Houve um tempo em que, para ser mais rápido, o piloto precisava saber quando frear, como contornar uma curva, como acelerar antes. Precisava também de coragem para chegar ao limite do carro. Agora, a Stock Car brasileira exige mais uma habilidade para seus inscritos: o talento de implorar atenção na internet.
A novidade será implantada neste domingo (2), na Corrida do Milhão, que acontece em Curitiba. Batizado de Hero Push, em ação conjunta com uma patrocinadora, o mecanismo dá direito de um “push” a mais durante a prova para os pilotos mais votados no site oficial e no aplicativo da categoria.
Cada “push” habilita cerca de 100 hp de potência a mais por cerca de 16 segundos. Seis pilotos serão contemplados com a facilidade em Curitiba, e três nas próximas etapas do calendário. Exceto em duas provas, o benefício não poderá ser concedido consecutivamente para o mesmo piloto em etapas consecutivas.
A ideia não é original da categoria brasileira, mas cria da F-E, o mundial de carros elétricos da FIA. Chamado de FanBoost na categoria, ele também concede cerca de 40 hp a mais durante cinco segundos para os três mais votados do grid. O mais votado ganha o benefício nos dois carros usados durante cada corrida.

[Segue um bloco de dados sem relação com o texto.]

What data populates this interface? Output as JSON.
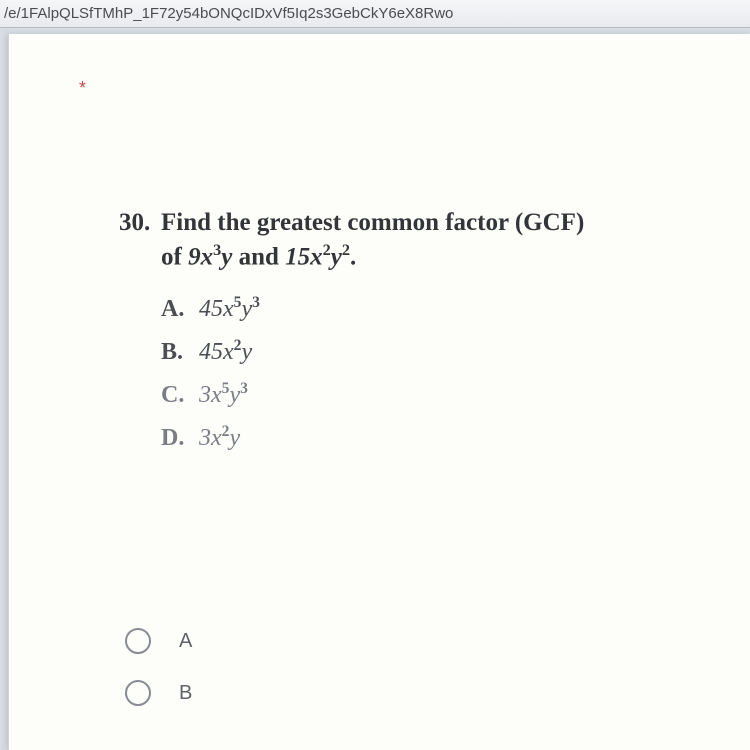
{
  "url_fragment": "/e/1FAlpQLSfTMhP_1F72y54bONQcIDxVf5Iq2s3GebCkY6eX8Rwo",
  "asterisk": "*",
  "question": {
    "number": "30.",
    "line1": "Find the greatest common factor (GCF)",
    "line2_prefix": "of ",
    "expr1_base1": "9x",
    "expr1_sup1": "3",
    "expr1_base2": "y",
    "mid": " and ",
    "expr2_base1": "15x",
    "expr2_sup1": "2",
    "expr2_base2": "y",
    "expr2_sup2": "2",
    "end": "."
  },
  "options": [
    {
      "letter": "A.",
      "b1": "45x",
      "s1": "5",
      "b2": "y",
      "s2": "3",
      "faded": false
    },
    {
      "letter": "B.",
      "b1": "45x",
      "s1": "2",
      "b2": "y",
      "s2": "",
      "faded": false
    },
    {
      "letter": "C.",
      "b1": "3x",
      "s1": "5",
      "b2": "y",
      "s2": "3",
      "faded": true
    },
    {
      "letter": "D.",
      "b1": "3x",
      "s1": "2",
      "b2": "y",
      "s2": "",
      "faded": true
    }
  ],
  "radios": [
    {
      "label": "A"
    },
    {
      "label": "B"
    }
  ],
  "colors": {
    "page_bg": "#fdfdfa",
    "body_bg": "#d8dde5",
    "text": "#333539",
    "faded_text": "#7a7e84",
    "asterisk": "#c94a4a",
    "radio_border": "#888c92"
  }
}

Em ambos os casos, embora possa ser determinante para a corrida, a vantagem extra não chega a tornar a competição assimétrica demais. Em outras palavras, a ajuda do fã é mais cosmética do que efetiva. Ainda assim, em nome da “interatividade”, há um movimento claro no automobilismo para transformar as corridas em concursos de beleza, ou reality shows, ou gincanas. O próximo passo, quem sabe, seria trocar comentaristas especializados pela narração de Celso Portiolli.
Como o próprio nome diz, no automobilismo, o carro quase sempre será mais importante que o piloto. É um esporte injusto, cruel e potencialmente perigoso. Exatamente como a vida. E por isso é que atrai o interesse de milhões de pessoas, há mais de um século. Mas reduzir pilotos a mendigos de “likes” deforma o caráter esportivo do evento.
Não é certo que as entidades esportivas fechem os olhos para as plataformas digitais, claro —vide a F-1, que demorou demais para perceber a mudança do mundo à sua volta. O problema agora é saber se a Stock Car é uma categoria que tem um site, ou se é um site que tem uma categoria.